Roberta no respondió, pero Diego podía sentir las lágrimas que mojaban su camiseta.
No recordaba haberla visto llorar antes. Y la verdad era que la admiraba por eso. En su niñez, aprendió que llorar era de débiles. Él, aunque recibiese muy mal trato, solía hacer lo que fuese para mantener sus emociones bajo control. Y la mayoría de las veces lo lograba.
La única vez que no había podido contener el llanto fue cuando su padre le dijo que habían mandado a su perro al campo. Diego sólo tenía diez años por aquel entonces. La manera en que el pequeño terrier le recibía cuando llegaba del colegio fue lo único agradable de su niñez.

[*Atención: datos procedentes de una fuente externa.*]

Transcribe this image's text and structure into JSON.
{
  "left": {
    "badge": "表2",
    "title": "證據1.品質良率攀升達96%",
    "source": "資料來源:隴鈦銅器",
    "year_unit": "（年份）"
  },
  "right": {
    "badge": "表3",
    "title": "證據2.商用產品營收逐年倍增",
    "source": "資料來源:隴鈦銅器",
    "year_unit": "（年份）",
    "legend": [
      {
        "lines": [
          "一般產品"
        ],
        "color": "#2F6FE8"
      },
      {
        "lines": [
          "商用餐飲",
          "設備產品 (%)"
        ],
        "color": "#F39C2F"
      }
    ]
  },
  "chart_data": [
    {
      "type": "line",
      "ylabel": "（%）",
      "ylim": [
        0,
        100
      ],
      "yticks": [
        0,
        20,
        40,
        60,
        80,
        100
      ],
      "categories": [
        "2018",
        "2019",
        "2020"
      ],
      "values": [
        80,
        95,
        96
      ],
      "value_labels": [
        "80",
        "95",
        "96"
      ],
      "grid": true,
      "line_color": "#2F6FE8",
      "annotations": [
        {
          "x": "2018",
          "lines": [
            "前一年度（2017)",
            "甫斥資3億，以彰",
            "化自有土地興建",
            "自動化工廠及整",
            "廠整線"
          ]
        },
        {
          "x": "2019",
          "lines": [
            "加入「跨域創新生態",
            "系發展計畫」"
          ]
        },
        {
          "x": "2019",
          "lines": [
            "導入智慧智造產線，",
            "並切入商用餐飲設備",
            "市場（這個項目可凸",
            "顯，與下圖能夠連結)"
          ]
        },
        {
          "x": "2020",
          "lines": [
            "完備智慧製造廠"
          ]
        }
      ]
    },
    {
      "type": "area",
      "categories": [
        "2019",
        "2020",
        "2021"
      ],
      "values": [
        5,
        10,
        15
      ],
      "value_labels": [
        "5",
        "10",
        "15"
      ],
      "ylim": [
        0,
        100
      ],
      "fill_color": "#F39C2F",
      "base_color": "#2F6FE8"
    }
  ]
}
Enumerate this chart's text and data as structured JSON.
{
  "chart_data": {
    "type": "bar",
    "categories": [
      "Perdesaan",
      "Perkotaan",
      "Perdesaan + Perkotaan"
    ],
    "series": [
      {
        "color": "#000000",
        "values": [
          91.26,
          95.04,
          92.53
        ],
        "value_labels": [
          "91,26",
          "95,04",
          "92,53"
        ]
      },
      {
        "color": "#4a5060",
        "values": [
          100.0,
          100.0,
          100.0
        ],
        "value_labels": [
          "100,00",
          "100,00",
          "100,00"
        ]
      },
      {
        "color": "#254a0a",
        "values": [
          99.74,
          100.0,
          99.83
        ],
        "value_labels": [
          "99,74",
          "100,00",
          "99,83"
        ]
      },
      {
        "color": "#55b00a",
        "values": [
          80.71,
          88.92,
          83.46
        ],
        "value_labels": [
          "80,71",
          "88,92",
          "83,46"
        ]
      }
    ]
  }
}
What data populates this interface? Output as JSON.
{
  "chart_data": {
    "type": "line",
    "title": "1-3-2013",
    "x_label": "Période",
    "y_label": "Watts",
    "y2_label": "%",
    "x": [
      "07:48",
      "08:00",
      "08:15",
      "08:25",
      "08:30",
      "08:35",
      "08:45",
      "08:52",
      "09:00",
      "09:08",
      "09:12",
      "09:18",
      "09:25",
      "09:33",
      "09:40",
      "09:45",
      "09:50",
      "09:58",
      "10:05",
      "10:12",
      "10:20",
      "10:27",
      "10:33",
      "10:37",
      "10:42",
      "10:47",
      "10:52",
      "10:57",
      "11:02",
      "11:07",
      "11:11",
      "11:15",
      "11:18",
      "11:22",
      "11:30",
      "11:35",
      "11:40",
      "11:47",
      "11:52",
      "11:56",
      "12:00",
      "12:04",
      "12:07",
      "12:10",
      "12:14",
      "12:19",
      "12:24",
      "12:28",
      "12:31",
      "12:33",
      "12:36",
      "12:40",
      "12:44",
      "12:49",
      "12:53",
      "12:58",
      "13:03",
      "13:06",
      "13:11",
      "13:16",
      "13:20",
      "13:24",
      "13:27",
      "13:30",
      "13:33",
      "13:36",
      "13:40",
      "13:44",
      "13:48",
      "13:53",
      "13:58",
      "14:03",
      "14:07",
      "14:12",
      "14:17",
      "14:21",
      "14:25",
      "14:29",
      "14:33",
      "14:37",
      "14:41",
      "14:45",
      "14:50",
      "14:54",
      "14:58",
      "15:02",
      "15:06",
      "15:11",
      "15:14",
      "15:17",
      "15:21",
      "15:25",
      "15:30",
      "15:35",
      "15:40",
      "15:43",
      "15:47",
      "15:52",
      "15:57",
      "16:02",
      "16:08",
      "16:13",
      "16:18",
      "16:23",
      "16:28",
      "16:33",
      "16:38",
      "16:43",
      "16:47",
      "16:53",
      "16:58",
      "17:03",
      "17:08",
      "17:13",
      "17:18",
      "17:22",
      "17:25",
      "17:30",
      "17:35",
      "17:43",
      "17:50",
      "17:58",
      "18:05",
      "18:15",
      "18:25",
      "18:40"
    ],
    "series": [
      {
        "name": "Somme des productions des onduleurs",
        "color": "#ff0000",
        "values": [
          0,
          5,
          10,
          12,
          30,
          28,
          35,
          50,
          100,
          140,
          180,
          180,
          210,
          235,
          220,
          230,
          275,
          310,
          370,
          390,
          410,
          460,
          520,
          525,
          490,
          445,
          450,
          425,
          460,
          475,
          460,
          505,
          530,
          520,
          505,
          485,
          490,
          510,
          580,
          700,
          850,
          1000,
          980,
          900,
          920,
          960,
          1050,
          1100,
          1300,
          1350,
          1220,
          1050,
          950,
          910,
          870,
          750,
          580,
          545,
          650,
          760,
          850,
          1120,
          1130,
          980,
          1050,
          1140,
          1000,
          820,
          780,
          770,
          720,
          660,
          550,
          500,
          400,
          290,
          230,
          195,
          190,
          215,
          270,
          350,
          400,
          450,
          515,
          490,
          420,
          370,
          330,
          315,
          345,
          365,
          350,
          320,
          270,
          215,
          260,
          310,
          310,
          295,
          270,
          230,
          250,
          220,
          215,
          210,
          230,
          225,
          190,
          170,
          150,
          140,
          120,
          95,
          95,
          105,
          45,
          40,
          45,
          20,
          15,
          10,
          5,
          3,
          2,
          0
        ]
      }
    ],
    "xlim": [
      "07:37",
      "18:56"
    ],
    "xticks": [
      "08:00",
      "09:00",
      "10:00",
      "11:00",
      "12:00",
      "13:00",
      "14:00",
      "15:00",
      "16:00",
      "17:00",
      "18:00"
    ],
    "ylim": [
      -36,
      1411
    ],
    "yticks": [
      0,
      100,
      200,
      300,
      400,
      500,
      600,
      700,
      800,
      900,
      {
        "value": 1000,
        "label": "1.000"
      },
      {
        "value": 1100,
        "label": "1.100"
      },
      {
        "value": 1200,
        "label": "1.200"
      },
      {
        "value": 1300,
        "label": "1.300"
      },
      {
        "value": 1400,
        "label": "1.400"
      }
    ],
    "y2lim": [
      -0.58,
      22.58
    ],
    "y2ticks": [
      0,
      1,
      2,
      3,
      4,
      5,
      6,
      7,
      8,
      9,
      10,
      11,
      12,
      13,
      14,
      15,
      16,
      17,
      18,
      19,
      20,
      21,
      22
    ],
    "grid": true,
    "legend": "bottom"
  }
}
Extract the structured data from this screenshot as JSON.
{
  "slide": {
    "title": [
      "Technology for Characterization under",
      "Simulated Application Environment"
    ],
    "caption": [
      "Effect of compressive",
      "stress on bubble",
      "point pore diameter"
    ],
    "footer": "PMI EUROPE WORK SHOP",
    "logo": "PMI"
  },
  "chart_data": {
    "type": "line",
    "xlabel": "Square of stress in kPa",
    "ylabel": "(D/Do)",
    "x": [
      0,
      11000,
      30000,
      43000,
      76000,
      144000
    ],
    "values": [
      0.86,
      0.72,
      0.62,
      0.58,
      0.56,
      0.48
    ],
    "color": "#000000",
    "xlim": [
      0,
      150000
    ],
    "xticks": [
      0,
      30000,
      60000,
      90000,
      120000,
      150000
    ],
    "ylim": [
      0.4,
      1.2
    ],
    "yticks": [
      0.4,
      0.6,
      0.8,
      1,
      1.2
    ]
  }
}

Nadie desde entonces había estado tan contento de verle... bueno... quizá Roberta cuando empezaron su relación.
Roberta se apartó del abrazo de Diego y se secó las lágrimas con las manos ya que no tenía pañuelo.
—Toma —dijo Diego, acercándole uno de los pañuelos que había en uno de los cajones de la cómoda—. Está más o menos limpio, pero no planchado.
—No importa —dijo Roberta. Se dio la vuelta para sonarse la nariz.
Diego se quedó mirándola. Quería cambiar. Quería convertirse en la clase de hombre que ella necesitaba; un hombre digno de confianza que fuese un estupendo padre para los niños que él sabía que ella quería tener. Pero a su vez, se preguntó qué garantía podía darle de que no iba a acabar siendo como su padre. Tal vez las cosas fuesen bien durante un año o dos, pero sabía que sus genes se impondrían al final.
Había leído las estadísticas. Los hijos eran como los padres. No había escapatoria. No podía correr el riesgo.
—Siento lo que ha pasado... —Roberta se mordió el labio inferior, arrepentida—. No suelo ser así.
—Ya lo sé —estuvo de acuerdo Diego. Sonrió. Sonrió sin cinismo, sin desprecio, pero con tristeza—. Pero supongo que todos tenemos un límite.
—Creo que es esta casa... Es un poco... un poco deprimente... y bueno... triste — dijo Roberta.
Diego pensó en cuánta razón tenía. Empezó a recordar cuando su padre le pegaba. No le hubiera extrañado encontrar sangre suya seca, esparcida por el espejo y la pared, evidenciando la última pelea que tuvo con su padre. Pero parecía que éste decidió limpiarlo todo, aunque en una esquina del espejo todavía quedaba un poco de sangre visible.
Prefirió apartar esos pensamientos y tomó el sobre con las fotografías.
—Eh, siéntate aquí un segundo —dijo Diego, sentándose en la cama y dando palmaditas a su lado para indicarle a Roberta que se sentara junto a él.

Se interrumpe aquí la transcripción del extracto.